Mitchell has played 2 games less than Selwood this season.. That might explain it

2016-07-07T02:32:51+00:00

Slane

Guest


Buddy is the only current forward who could win a brownlow before he is done. That's enough for me to put him at number 1.

2016-07-07T01:31:21+00:00

JohnDee

Guest


Sam Mitchell? On this years form? Not even top 10, let alone third! Mitchell doesn't rank inside the top 10 in the AFLCA voting (Selwood is third), Mitchell is equal tenth in the HS voting (Selwood is second), and Mitchell is 11th in The Age Footballer of the Year award (Selwood is equal 3rd). Selwood is averaging more clearances, goals, & contested possessions than Mitchell this season. You can have Mitchell any day of the week, because if you're drawing a direct comparison then any logical person is choosing Selwood.

2016-07-07T00:42:35+00:00

me too

Guest


Selwood's not even the best at his club, let alone the AFL. I'd have Mitchell over him any day of the week. Franklin or Paddy as we're only talking this year (going by your exclusion of Fyfe and Ablett). Bont will be up there - but not yet. I'd go Franklin, Paddy, Mitchell, Hannebury, Martin. And agree with Buzzard - what is Lloyd's name doing muddying the brilliant waters of Lockett, Dunstall and Gaz snr?

2016-07-07T00:13:44+00:00

Buzzard

Guest


" Let’s start with the blatant – Buddy Franklin.

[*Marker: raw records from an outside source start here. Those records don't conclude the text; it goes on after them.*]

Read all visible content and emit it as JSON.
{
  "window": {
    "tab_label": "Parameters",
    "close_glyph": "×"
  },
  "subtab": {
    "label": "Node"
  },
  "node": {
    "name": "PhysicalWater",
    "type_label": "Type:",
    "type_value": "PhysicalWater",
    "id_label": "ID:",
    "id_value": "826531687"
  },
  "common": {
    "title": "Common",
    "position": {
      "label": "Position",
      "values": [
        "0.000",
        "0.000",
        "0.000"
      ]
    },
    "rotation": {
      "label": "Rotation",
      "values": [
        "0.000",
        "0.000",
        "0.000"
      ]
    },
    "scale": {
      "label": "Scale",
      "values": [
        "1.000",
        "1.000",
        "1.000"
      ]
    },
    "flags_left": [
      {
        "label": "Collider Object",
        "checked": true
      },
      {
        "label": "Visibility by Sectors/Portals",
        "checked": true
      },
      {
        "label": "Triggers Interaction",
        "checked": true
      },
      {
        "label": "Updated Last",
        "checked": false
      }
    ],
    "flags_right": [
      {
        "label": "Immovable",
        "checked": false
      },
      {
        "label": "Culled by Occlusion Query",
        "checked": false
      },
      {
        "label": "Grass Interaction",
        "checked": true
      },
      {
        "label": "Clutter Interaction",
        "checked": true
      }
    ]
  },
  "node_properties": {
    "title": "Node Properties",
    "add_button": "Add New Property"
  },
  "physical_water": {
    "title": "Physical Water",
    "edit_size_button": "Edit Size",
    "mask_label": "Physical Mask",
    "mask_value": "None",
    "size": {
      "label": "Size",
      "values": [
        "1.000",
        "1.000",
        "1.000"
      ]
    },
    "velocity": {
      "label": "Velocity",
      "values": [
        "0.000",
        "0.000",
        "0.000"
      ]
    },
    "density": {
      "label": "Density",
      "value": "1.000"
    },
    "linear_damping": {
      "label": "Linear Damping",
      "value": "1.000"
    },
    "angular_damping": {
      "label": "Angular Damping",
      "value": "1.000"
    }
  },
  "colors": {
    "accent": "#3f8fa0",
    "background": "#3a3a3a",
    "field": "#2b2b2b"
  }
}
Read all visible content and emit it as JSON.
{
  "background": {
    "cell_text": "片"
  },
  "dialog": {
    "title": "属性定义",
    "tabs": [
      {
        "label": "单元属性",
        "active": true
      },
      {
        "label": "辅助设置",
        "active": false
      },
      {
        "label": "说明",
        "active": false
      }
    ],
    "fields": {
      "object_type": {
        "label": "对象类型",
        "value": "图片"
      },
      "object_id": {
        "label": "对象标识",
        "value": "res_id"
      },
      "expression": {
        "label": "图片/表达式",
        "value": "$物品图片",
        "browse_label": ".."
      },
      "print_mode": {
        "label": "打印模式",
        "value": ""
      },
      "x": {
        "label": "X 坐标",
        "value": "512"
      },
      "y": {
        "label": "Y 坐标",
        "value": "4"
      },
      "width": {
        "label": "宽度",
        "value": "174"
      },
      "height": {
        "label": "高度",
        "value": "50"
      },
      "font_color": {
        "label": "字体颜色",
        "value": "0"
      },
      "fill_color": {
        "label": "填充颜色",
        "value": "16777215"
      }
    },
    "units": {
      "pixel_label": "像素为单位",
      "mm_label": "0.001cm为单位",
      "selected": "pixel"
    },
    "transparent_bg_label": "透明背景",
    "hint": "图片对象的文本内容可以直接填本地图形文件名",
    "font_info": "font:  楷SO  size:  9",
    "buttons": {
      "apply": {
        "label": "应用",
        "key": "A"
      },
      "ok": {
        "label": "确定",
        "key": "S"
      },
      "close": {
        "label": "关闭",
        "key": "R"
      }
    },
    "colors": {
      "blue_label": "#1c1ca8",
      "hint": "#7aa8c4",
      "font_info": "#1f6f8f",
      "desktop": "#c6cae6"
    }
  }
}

He will eventually be spoken of in the same reverential tones as Matthew Lloyd, Jason Dunstall, Gary Ablett senior and Tony Lockett." How could you put that imposter Matthew Lloyd in with those other greats.. TURN IT UP !!

2016-07-07T00:11:15+00:00

Richard

Guest


Hodge Mitchell Burgoyne Rioli Lewis

2016-07-07T00:08:17+00:00

Mike Huber

Roar Pro


Buddy by a country mile ! He would be my nightmare opponent . To big, To agile , To quick ( for a tall) , To skillful, To physical.............. rare, rare talent ! However , none of the players you mentioned could play every position on the ground apart from James Hird, maybe he is the best player on that premise ? As for Selwood , not in the same class as Gary Hocking at Geelong . Gary Hocking was a BEAST and makes Selwood look like a boy by comparison .

2016-07-06T21:15:40+00:00

Nev

Guest


...guessing you're a cats supporter then. -- Comment from The Roar's iPhone app.